Anna :  Le Festival des Ploucs c’est chaque année le premier weekend de juillet et en moyenne, sur les dernières années, on accueille 2500 festivaliers le samedi soir. C’est un festival de musique, théâtre, art de rue et qui se veut familial. Notre gros objectif c’est que tout le monde puisse venir au festival : il y a des ateliers pour les enfants, un petit espace guinguette. À côté de ça, on est en lien toute l’année avec les associations des coteaux de Saussignac. On participe par exemple au marché de Noël, et à d’autres petits événements sur lesquels on vient prêter main-forte en termes de logistique ou de bénévoles. On essaie de vivre un peu un peu toute l’année.

Justement concernant l’organisation d’événements cette année, c’est compliqué. Des lieux culturels fermés, des associations qui cessent leur activité … Comment est-ce que vous vivez et comment avez-vous vécu cette situation particulière ?

Anna : Pour nous 2020 c’est l’ annulation de nos deux événements. La soirée jazz et Saussignac devait avoir lieu fin mai, tout juste à la sortie du premier confinement. Mais nous avons décidé pendant le confinement de l’annuler, parce qu’au niveau de l’organisation ce n’était pas possible.

Nous avons eu une petite vague d’espoir de pouvoir maintenir le festival des ploucs, mais l’organisation nous demande une grosse grosse logistique, des réservations, etc. Nous avons préféré annuler avant d’avoir des frais engagés, n’étant pas certains de pouvoir faire l’événement. Sachant aussi que nous devions fêter les 25 ans des Ploucs et que nous avions à cœur de faire une grosse fête et de vraiment mettre le paquet. Nous nous sommes dit que nous ne pouvions pas sereinement organiser l’événement, en tout cas pas dans les conditions que l’on pouvait espérer donc on a préféré annuler.

On nous a demandé pourquoi nous ne l’avions pas reporté un peu plus tard dans l’été ou en début d’automne, mais pour nous ce n’était pas envisageable. Historiquement, il se déroule le premier weekend de juillet. C’est ancré dans l’esprit des gens.
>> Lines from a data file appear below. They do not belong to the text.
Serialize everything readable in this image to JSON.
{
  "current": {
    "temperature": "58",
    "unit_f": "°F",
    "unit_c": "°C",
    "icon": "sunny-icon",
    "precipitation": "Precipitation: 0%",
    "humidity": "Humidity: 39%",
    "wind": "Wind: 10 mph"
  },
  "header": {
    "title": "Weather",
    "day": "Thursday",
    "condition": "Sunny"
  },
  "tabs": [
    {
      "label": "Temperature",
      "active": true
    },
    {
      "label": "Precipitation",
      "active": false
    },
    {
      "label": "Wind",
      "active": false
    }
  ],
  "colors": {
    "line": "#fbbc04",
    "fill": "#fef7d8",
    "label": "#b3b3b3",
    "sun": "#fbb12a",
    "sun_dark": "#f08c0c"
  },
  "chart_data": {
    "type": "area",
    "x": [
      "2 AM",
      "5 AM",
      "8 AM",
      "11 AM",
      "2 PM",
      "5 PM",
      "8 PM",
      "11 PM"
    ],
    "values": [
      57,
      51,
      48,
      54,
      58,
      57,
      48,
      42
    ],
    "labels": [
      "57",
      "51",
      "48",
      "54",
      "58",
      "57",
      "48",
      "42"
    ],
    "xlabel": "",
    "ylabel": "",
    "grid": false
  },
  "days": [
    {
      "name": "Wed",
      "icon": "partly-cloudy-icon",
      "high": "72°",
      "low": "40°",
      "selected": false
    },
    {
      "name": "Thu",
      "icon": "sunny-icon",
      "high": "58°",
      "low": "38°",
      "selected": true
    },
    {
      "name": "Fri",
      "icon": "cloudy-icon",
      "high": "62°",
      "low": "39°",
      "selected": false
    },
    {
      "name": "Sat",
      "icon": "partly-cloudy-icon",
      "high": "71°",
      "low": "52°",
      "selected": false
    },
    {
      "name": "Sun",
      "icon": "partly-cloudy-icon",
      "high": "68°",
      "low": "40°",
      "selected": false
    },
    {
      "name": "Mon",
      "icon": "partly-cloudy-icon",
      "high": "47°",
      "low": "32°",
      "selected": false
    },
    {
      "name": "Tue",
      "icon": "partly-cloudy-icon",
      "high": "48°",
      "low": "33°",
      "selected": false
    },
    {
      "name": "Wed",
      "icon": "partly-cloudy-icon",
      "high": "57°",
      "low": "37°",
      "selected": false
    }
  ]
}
Il y a les habitants, les locaux qui viennent au festival, mais il y a aussi beaucoup de gens extérieurs et c’était trop incertain pour nous de le décaler. Et puis, nous sommes nous-mêmes tous bénévoles et sur le plan professionnel, nous n’étions pas forcément disponibles pour mettre en place cet événement à un autre moment.

Au bilan, 2020 c’est c’est 8 à 9 mois d’organisation qui partent en fumée d’un coup. On est une association 100% bénévole donc sans salarié. Cela n’a pas d’impact financier direct puisqu’on a annulé nos événements avant même d’engager des frais, mais par contre ça impacte les prestataires avec qui nous fonctionnons depuis plusieurs années.

Nous travaillons avec des petits producteurs locaux, en production bio ou raisonnée. Pour eux le festival représente un gros chiffre d’affaires et aussi un moyen de promouvoir leurs produits.L’impact se répercute aussi sur l’économie locale.

Mais au-delà de l’aspect financier, c’est surtout un impact moral et humain. Pas seulement pour l’association, surtout pour les habitants et les habitués du festival qui attendent ça chaque année. C’est l’événement qui lance l’été, le début des grandes vacances pour les jeunes. Et puis c’est une grosse, grosse fête de village où tout le monde se retrouve. On n’a pas eu ça cette année et oui ça a manqué à beaucoup de monde.

Vous étiez aussi, je crois, sur le point de proposer quelque chose sur la période hivernale en décembre. A priori, ça semble être compliqué. Qu’est-ce que vous imaginiez en termes de possibilité et quelles contraintes cela pose-t-il d’organiser un événement dans ces conditions-là ?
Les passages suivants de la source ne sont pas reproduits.